Friday, 28 June 2024

Silent Planet
Credit: Martin Rak Photography (https://buff.ly/4cy1eeM)

Silent Planet
These otherworldly natural formations are found in South Tyrol, in Italy. shaped by erosion. They remind us of hoodoos in the southwest of the U.S., but their origin is slightly different. Normally the pillars consist of deposited clay with a boulder on top. They “rise” in moraine clay soil left behind by the glaciers of the last Ice Age. The soil is prone to erosion during heavy pour – though it’s hard like stone when dry. Boulders within the glacial soil are like a shield to the soil below them. The surrounding material is swept away by rain but the stone-protected parts stay more or less dry and pillars start to “rise” from the ground. Once the earth pyramid is too fragile to carry the boulder even longer, the balance is lost and the stone tumbles down.

 

Monday, 01 July 2024

Kraken Mare
Credit: NASA/JPL-Caltech/SSI/CICLOPS/JPMajor

Kraken Mare
Kraken Mare, Titan's largest lake, is over 100 meters deep and may be up to 300 meters deep in places. And it's not water. Like all lakes on Titan, this one is composed of liquid methane and ethane. It covers an area larger than all of the Great Lakes combined and contains 80% of all the liquid on Titan's surface. A narrow (~17 km wide) channel and labyrinth of small islands divides the northern basin of Kraken Mare from the southern; it's called the "Throat of Kraken" and may be home to strong currents and even powerful whirlpools.
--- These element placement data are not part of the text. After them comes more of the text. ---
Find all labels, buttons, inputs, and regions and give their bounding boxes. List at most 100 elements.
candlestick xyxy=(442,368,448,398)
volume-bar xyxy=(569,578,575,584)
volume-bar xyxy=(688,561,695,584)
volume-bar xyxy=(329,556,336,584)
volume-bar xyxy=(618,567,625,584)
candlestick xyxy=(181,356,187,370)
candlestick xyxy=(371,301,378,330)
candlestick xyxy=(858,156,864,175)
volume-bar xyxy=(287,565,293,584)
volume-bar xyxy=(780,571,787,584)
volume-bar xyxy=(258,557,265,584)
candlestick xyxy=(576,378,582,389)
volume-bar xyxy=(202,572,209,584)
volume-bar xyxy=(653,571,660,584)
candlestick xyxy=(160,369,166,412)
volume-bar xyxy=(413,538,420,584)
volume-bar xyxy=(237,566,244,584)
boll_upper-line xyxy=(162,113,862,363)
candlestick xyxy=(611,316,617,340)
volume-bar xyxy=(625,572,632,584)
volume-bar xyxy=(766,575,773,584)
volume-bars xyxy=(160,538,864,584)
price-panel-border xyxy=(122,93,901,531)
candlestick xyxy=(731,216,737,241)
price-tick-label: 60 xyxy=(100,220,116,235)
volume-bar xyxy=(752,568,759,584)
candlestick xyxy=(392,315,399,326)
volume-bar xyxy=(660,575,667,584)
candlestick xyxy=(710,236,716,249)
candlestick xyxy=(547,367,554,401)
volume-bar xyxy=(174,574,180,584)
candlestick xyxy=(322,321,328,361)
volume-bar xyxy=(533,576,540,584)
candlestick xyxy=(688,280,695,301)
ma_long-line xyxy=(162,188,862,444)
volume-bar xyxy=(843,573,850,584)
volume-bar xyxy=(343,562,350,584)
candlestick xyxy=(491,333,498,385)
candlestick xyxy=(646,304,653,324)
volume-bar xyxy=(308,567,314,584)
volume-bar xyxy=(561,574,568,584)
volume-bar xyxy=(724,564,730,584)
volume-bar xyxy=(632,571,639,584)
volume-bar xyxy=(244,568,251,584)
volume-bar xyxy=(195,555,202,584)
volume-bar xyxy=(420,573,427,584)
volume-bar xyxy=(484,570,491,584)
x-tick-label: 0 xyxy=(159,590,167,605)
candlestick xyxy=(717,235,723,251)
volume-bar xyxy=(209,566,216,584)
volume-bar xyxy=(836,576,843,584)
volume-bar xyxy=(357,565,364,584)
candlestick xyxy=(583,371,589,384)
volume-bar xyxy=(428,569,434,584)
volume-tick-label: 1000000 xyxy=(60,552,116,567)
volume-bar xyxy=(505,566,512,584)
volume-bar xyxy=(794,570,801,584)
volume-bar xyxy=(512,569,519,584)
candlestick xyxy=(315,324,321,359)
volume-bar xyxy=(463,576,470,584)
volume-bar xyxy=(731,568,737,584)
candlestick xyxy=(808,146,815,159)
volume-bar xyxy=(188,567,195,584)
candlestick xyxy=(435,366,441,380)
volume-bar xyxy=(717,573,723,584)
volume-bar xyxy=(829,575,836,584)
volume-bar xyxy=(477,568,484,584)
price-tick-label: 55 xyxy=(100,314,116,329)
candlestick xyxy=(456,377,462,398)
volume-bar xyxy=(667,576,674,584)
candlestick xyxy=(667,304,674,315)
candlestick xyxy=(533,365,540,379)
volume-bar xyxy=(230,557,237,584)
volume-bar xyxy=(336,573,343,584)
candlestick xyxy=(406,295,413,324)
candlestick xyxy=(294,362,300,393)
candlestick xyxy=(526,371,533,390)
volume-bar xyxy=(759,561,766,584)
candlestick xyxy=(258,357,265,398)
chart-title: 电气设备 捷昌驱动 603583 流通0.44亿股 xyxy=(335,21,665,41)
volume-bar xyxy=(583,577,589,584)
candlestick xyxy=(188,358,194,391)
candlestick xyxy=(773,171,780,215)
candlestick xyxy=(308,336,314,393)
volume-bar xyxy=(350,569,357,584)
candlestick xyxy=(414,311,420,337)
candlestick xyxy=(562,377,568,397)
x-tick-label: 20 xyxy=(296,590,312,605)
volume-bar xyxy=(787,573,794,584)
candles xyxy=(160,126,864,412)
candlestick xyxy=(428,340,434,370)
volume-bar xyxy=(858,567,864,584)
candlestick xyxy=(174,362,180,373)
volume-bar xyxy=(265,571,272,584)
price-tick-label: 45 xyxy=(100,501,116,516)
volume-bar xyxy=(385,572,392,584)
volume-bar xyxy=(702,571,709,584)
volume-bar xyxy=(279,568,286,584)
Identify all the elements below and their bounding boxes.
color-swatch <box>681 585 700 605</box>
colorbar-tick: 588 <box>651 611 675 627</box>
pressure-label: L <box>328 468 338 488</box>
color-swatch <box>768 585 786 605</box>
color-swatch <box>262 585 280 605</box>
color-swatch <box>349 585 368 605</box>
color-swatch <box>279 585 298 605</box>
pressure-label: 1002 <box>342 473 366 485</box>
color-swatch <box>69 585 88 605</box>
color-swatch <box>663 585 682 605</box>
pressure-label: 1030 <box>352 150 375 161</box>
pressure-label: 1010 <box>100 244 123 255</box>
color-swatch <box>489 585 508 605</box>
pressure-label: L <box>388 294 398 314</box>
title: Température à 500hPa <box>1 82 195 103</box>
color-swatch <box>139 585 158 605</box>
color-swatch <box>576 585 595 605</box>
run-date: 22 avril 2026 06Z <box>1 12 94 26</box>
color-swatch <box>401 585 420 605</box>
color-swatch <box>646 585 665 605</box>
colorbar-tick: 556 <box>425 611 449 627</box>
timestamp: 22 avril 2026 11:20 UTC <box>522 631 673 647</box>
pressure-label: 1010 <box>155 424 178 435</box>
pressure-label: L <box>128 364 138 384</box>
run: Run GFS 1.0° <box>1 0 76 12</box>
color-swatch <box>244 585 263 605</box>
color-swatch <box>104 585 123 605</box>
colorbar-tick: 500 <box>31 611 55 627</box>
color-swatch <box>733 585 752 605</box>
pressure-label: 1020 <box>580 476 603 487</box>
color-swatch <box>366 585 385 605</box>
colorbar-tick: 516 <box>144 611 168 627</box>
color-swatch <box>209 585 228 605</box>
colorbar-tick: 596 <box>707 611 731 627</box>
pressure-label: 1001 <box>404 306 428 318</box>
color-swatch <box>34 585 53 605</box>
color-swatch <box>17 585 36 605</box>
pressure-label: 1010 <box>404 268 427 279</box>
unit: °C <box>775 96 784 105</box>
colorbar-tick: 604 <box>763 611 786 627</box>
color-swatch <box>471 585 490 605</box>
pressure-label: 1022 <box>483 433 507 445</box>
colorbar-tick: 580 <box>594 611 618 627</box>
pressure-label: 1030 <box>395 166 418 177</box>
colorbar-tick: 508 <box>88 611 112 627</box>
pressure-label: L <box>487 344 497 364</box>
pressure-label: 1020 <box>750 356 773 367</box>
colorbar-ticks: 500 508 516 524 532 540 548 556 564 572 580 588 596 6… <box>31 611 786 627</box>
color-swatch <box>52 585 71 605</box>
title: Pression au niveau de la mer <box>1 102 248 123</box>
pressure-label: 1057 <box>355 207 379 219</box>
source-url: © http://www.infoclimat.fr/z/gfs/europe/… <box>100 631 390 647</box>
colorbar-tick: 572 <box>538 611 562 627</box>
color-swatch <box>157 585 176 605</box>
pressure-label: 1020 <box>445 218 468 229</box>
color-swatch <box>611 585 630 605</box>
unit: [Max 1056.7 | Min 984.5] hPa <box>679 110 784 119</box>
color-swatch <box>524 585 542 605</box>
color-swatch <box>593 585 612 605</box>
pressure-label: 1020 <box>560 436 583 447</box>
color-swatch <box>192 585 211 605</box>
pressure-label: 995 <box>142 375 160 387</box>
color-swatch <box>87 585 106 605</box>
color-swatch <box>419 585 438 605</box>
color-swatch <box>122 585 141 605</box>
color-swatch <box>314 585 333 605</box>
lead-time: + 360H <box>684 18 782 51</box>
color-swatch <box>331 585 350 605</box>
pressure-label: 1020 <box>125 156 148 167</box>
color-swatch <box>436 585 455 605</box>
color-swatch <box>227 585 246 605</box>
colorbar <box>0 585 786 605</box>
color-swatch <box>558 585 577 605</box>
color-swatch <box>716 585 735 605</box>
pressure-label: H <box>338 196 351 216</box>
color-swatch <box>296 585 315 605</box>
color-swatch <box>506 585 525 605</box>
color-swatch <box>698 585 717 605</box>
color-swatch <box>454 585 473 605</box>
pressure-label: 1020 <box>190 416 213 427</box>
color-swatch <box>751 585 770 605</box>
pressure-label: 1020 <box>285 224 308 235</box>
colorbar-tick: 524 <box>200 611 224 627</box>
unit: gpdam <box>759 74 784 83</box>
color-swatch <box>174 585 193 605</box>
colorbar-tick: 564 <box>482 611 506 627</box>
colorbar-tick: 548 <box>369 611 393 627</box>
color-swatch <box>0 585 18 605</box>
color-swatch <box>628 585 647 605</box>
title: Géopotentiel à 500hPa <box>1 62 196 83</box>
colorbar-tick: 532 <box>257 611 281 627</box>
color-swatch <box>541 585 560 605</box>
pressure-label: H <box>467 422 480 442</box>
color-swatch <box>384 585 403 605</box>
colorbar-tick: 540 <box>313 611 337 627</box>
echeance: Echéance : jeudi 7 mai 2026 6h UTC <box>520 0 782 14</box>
Taken by NASA Cassini's narrow-angle camera (CB3 filter) on July 10, 2017.

 

Tuesday, 02 July 2024

Rock!
Credit: NASA/JPL-Caltech/ASU/S Atkinson

Rock!
NASA's Perseverance rover stumbled into this very cool rock at Jezero crater. Hopefully, the instrument analysis will tell us more soon. Some mineralization and cementation are visible, in what look to be cycles in lake sediment deposition. As for what almost looks like micro-prisms, they could possibly be an ancient network of desiccation cracks. Share your thoughts in the comments!

 

Wednesday, 03 July 2024

Aristarchus crater on the Moon
Credit: NASA/GSFC/Arizona State University

Aristarchus crater on the Moon
Aristarchus lies in the northwest part of the Moon's near side. It is considered the brightest of the large formations on the lunar surface, with an albedo nearly double that of most lunar features. The feature is bright enough to be visible to the unaided eye and displays unusually bright features when viewed through a large telescope. It is also readily identified when most of the lunar surface is illuminated by Earthshine. The crater is deeper than the Grand Canyon. It is 40 km wide and 2.7 km deep! Taken by NASA's Lunar Reconnaissance Orbiter.